Et maintenant, affronter les défis du parti et du pays
Élu avec 2 440, contre 2 261 voix pour sa rivale politique Nkosazana Dlamini-Zuma, le nouveau président de l’ANC a fort à faire face aux défis auxquels sont confrontés le parti politique et l’Afrique du Sud, 18 mois avant les échéances électorales (2019) pour maintenir le Congrès national africain au pouvoir.
Combattif, Cyril Ramaphosa doit désormais faire retrouver au parti une certaine unité. Responsable légitime de l’ANC, il doit œuvrer pour changer son image ternie par dix ans de gouvernance Zuma.
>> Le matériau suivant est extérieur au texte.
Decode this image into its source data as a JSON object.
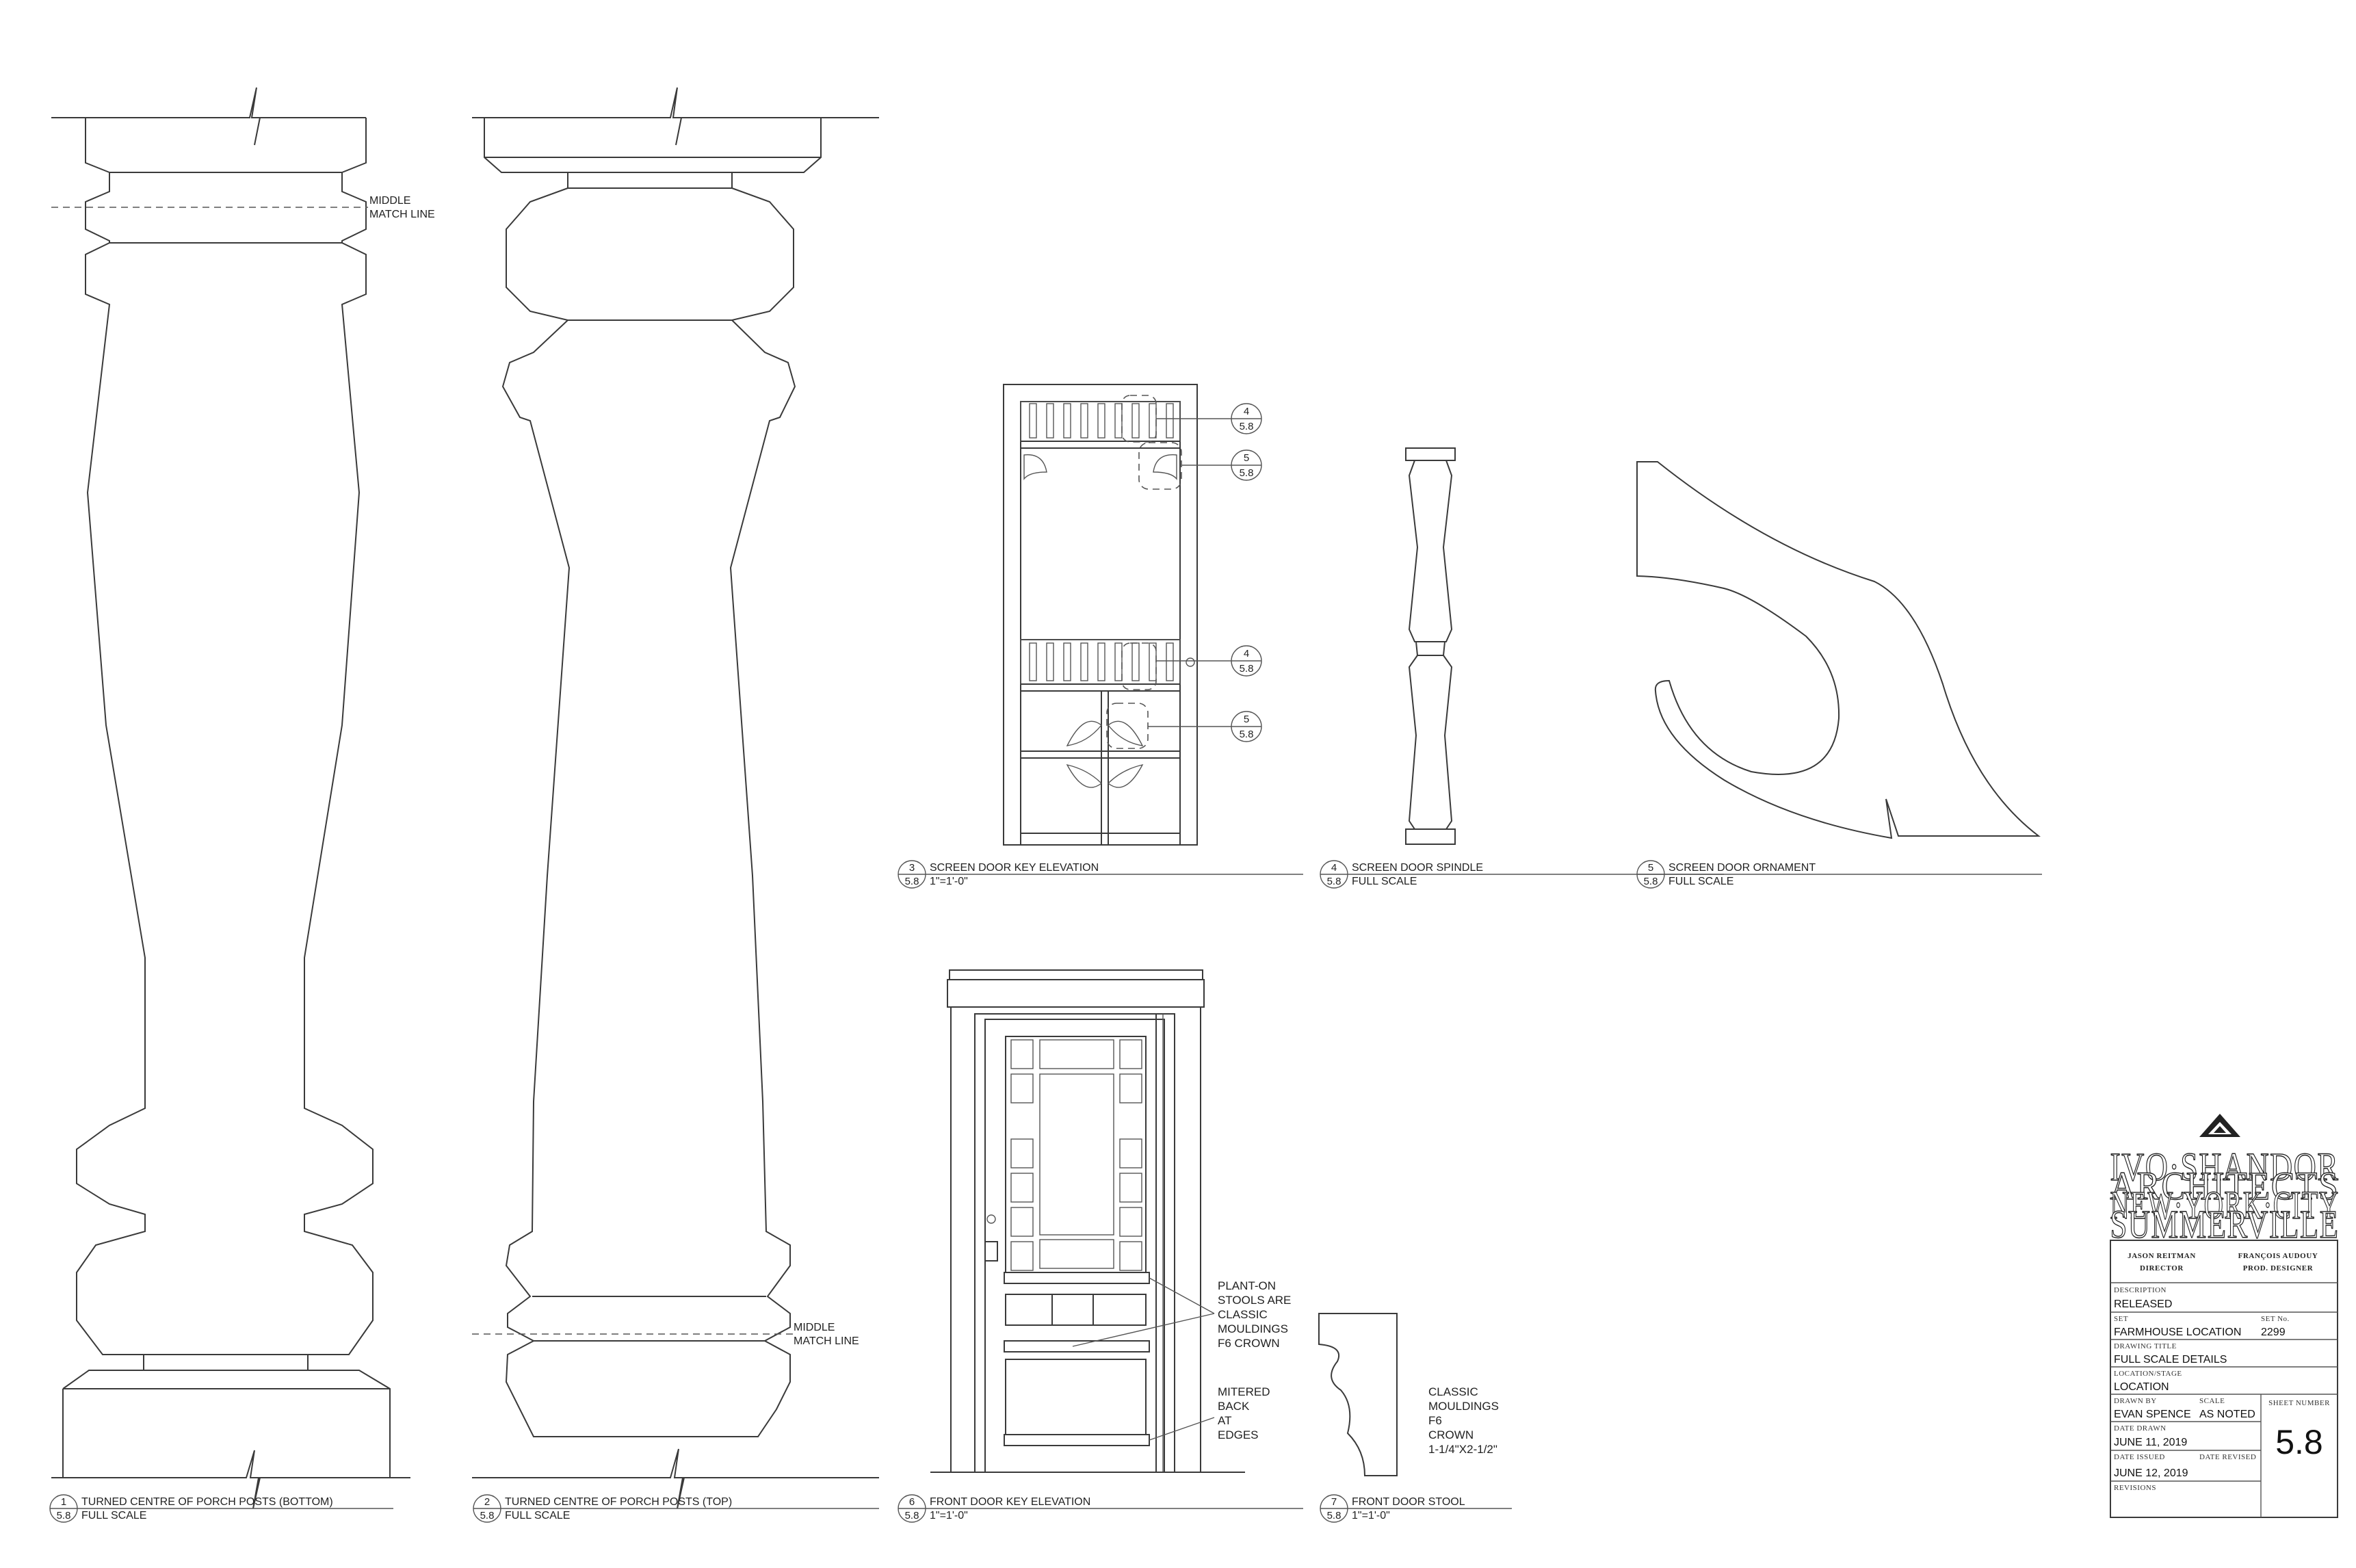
{
  "details": [
    {
      "num": "1",
      "sheet": "5.8",
      "title": "TURNED CENTRE OF PORCH POSTS (BOTTOM)",
      "scale": "FULL SCALE"
    },
    {
      "num": "2",
      "sheet": "5.8",
      "title": "TURNED CENTRE OF PORCH POSTS (TOP)",
      "scale": "FULL SCALE"
    },
    {
      "num": "3",
      "sheet": "5.8",
      "title": "SCREEN DOOR KEY ELEVATION",
      "scale": "1\"=1'-0\""
    },
    {
      "num": "4",
      "sheet": "5.8",
      "title": "SCREEN DOOR SPINDLE",
      "scale": "FULL SCALE"
    },
    {
      "num": "5",
      "sheet": "5.8",
      "title": "SCREEN DOOR ORNAMENT",
      "scale": "FULL SCALE"
    },
    {
      "num": "6",
      "sheet": "5.8",
      "title": "FRONT DOOR KEY ELEVATION",
      "scale": "1\"=1'-0\""
    },
    {
      "num": "7",
      "sheet": "5.8",
      "title": "FRONT DOOR STOOL",
      "scale": "1\"=1'-0\""
    }
  ],
  "match_line": [
    "MIDDLE",
    "MATCH LINE"
  ],
  "callouts": [
    {
      "num": "4",
      "sheet": "5.8"
    },
    {
      "num": "5",
      "sheet": "5.8"
    },
    {
      "num": "4",
      "sheet": "5.8"
    },
    {
      "num": "5",
      "sheet": "5.8"
    }
  ],
  "notes": {
    "plant_on": [
      "PLANT-ON",
      "STOOLS ARE",
      "CLASSIC",
      "MOULDINGS",
      "F6 CROWN"
    ],
    "mitered": [
      "MITERED",
      "BACK",
      "AT",
      "EDGES"
    ],
    "classic": [
      "CLASSIC",
      "MOULDINGS",
      "F6",
      "CROWN",
      "1-1/4\"X2-1/2\""
    ]
  },
  "title_block": {
    "firm_lines": [
      "IVO·SHANDOR",
      "ARCHITECTS",
      "NEW·YORK·CITY",
      "SUMMERVILLE"
    ],
    "director_name": "JASON REITMAN",
    "director_role": "DIRECTOR",
    "designer_name": "FRANÇOIS AUDOUY",
    "designer_role": "PROD. DESIGNER",
    "description_label": "DESCRIPTION",
    "description": "RELEASED",
    "set_label": "SET",
    "set": "FARMHOUSE LOCATION",
    "set_no_label": "SET No.",
    "set_no": "2299",
    "drawing_title_label": "DRAWING TITLE",
    "drawing_title": "FULL SCALE DETAILS",
    "location_label": "LOCATION/STAGE",
    "location": "LOCATION",
    "drawn_by_label": "DRAWN BY",
    "drawn_by": "EVAN SPENCE",
    "scale_label": "SCALE",
    "scale": "AS NOTED",
    "sheet_number_label": "SHEET NUMBER",
    "sheet_number": "5.8",
    "date_drawn_label": "DATE DRAWN",
    "date_drawn": "JUNE 11, 2019",
    "date_issued_label": "DATE ISSUED",
    "date_issued": "JUNE 12, 2019",
    "date_revised_label": "DATE REVISED",
    "revisions_label": "REVISIONS"
  }
}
D’un autre côté, pour pouvoir mener une lutte effective contre la corruption, il doit pousser le président Zuma, dont il est ironiquement le « patron », tout en étant son vice-président au sein de son gouvernement, à prendre une retraite politique anticipée très rapidement dans l’année 2018.
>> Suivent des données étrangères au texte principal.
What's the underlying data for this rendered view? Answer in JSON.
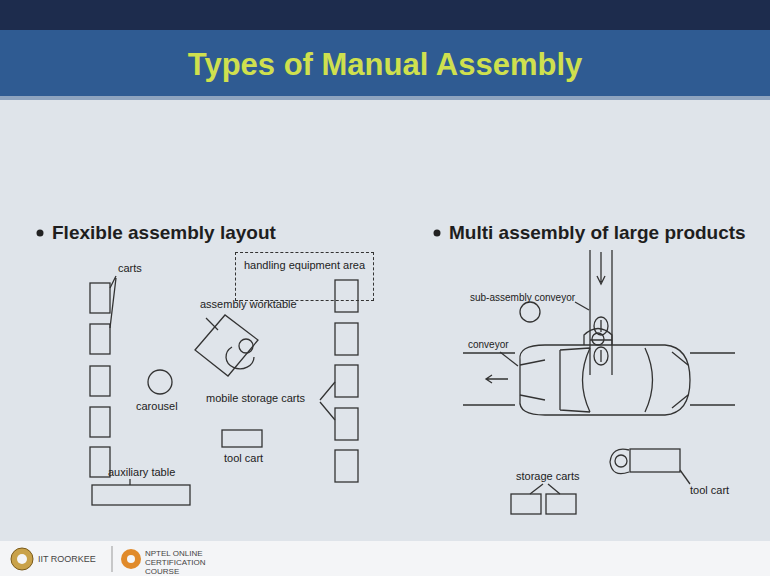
{
  "diagram": {
    "title": "Types of Manual Assembly",
    "nodes": [
      {
        "text": [
          "handling equipment area"
        ]
      }
    ],
    "labels": [
      "Flexible assembly layout",
      "Multi assembly of large products",
      "carts",
      "assembly worktable",
      "carousel",
      "mobile storage carts",
      "tool cart",
      "auxiliary table",
      "sub-assembly conveyor",
      "conveyor",
      "storage carts",
      "tool cart",
      "IIT ROORKEE",
      "NPTEL ONLINE CERTIFICATION COURSE"
    ]
  }
}
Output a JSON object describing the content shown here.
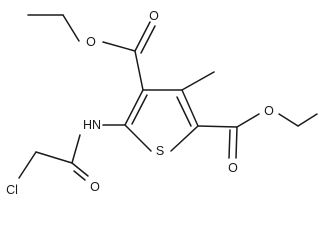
{
  "molecule": {
    "atoms": {
      "o_top_ester_carbonyl": "O",
      "o_top_ester_ether": "O",
      "n_amide": "HN",
      "s_ring": "S",
      "cl": "Cl",
      "o_amide": "O",
      "o_right_ester_carbonyl": "O",
      "o_right_ester_ether": "O"
    }
  },
  "colors": {
    "bond": "#1a1a1a",
    "text": "#1a1a1a",
    "background": "#ffffff"
  }
}
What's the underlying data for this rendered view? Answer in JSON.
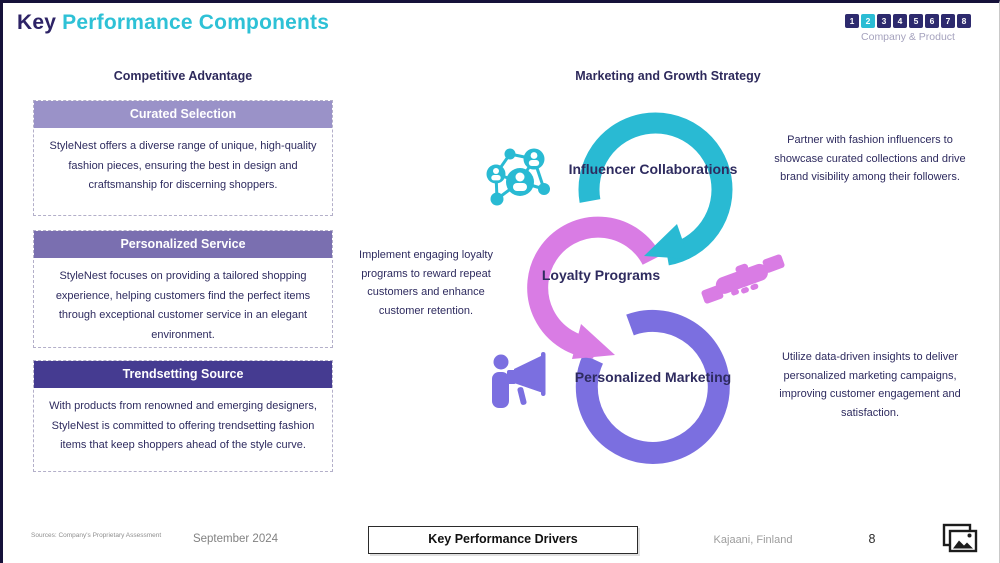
{
  "title": {
    "prefix": "Key",
    "highlight": "Performance Components"
  },
  "pagination": {
    "pages": [
      "1",
      "2",
      "3",
      "4",
      "5",
      "6",
      "7",
      "8"
    ],
    "active_page": "2",
    "label": "Company & Product"
  },
  "left_column": {
    "heading": "Competitive Advantage",
    "cards": [
      {
        "title": "Curated Selection",
        "body": "StyleNest offers a diverse range of unique, high-quality fashion pieces, ensuring the best in design and craftsmanship for discerning shoppers.",
        "header_color": "#9a92c8"
      },
      {
        "title": "Personalized Service",
        "body": "StyleNest focuses on providing a tailored shopping experience, helping customers find the perfect items through exceptional customer service in an elegant environment.",
        "header_color": "#7a6fb0"
      },
      {
        "title": "Trendsetting Source",
        "body": "With products from renowned and emerging designers, StyleNest is committed to offering trendsetting fashion items that keep shoppers ahead of the style curve.",
        "header_color": "#453b91"
      }
    ]
  },
  "right_column": {
    "heading": "Marketing and Growth Strategy",
    "cycle": [
      {
        "label": "Influencer Collaborations",
        "description": "Partner with fashion influencers to showcase curated collections and drive brand visibility among their followers.",
        "color": "#29bad3",
        "icon": "network-people-icon"
      },
      {
        "label": "Loyalty Programs",
        "description": "Implement engaging loyalty programs to reward repeat customers and enhance customer retention.",
        "color": "#d97ce4",
        "icon": "handshake-icon"
      },
      {
        "label": "Personalized Marketing",
        "description": "Utilize data-driven insights to deliver personalized marketing campaigns, improving customer engagement and satisfaction.",
        "color": "#7b6fe0",
        "icon": "megaphone-person-icon"
      }
    ]
  },
  "footer": {
    "sources": "Sources: Company's Proprietary Assessment",
    "date": "September 2024",
    "button_label": "Key Performance Drivers",
    "location": "Kajaani, Finland",
    "page_number": "8",
    "image_icon": "photos-icon"
  },
  "colors": {
    "title_dark": "#2d2366",
    "title_teal": "#2ec1d6",
    "body_text": "#2e2b5f",
    "pagination_active": "#2bbcd4",
    "pagination_inactive": "#2d2a6e",
    "cycle_teal": "#29bad3",
    "cycle_magenta": "#d97ce4",
    "cycle_purple": "#7b6fe0"
  }
}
La difficulté pour Ramaphosa est qu’il doit gérer deux centres de pouvoir : le premier au gouvernement sur lequel il ne peut avoir une grande latitude, le second au sein de l’ANC qui est lui-même fragmenté en un contre-pouvoir pro-Zuma représenté aux plus grandes instances du pouvoir du parti par les vice-président, secrétaire général et vice-secrétaire général de l’ANC, respectivement Daniel Mabuza, Ace Magashule et Jessie Duarte, eux-mêmes soupçonnés fortement de corruption ou de collusion avec la famille Gupta.
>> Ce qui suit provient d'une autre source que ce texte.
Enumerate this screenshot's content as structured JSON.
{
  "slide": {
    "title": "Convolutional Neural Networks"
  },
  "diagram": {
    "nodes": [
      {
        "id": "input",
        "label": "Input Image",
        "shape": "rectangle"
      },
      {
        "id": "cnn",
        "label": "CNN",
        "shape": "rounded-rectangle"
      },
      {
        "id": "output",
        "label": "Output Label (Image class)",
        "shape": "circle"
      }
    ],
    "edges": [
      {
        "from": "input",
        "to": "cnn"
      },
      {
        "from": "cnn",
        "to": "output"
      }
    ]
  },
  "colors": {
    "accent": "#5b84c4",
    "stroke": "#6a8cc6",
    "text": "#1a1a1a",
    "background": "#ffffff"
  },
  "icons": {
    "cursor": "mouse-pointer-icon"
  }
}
L’autre difficulté sera d’imposer ou tenter d’imposer sa propre vision réformatrice face au traditionalisme, teinté de populisme du clan Dlamini-Zuma, qui semble avoir remporté une première victoire sur le sujet de la redistribution des terres désormais admise « sans compensation » et sur l’enseignement supérieur pour lequel il souhaite la gratuité.
Ramaphosa, les mains déjà liées ?
Comme l’affirme le Pr Susan Booysen de l’Université de Witwatersrand, Ramaphosa aura les mains liées et ne pourra aller aussi loin que la politique de l’ANC – décidée en juillet dernier – le lui permet et ce, aux termes de ce qui a été décidé le dernier jour de la 54e conférence nationale du Congrès.
Dans le but d’œuvrer dans le bon sens, Ramaphosa devra à nouveau faire preuve de ses dons de négociateur tant auprès de Jacob Zuma, afin que celui-ci se retire sans se sentir humilié, que sur le plan de sa volonté d’une opération mains propres. Si certains, dont dans l’opposition, s’interrogent sur sa capacité à réformer l’ANC, et par la suite le pays, d’autres le soutiennent, particulièrement les vétérans tels que Pravin Govender, et Sydney Mufamadi ancien ministre de Mbeki qui le connait très bien, ainsi que l’ex-président Motlanthe, mais aussi sans doute également son ancien rival politique, Thabo Mbeki, qui n’a pas hésité à le féliciter pour sa victoire à la présidence – Jacob Zuma ayant indirectement réussi un miracle en permettant l’instauration d’une entente cordiale entre les deux.
Pour finir, à y regarder de plus près, le pragmatisme politique et économique de Ramaphosa se rapprocherait étrangement de celui de Thabo Mbeki durant ses deux mandatures. Si les deux ont forgé ce qu’est l’Afrique du Sud post-apartheid, il se pourrait que, si l’ANC gagne en 2019, la « touche Ramaphosa » rappelle celle de l’ex-président Mbeki. En attendant, Ramaphosa devra faire preuve d’une adresse hors du commun. Ce qui est loin d’être gagné d’avance.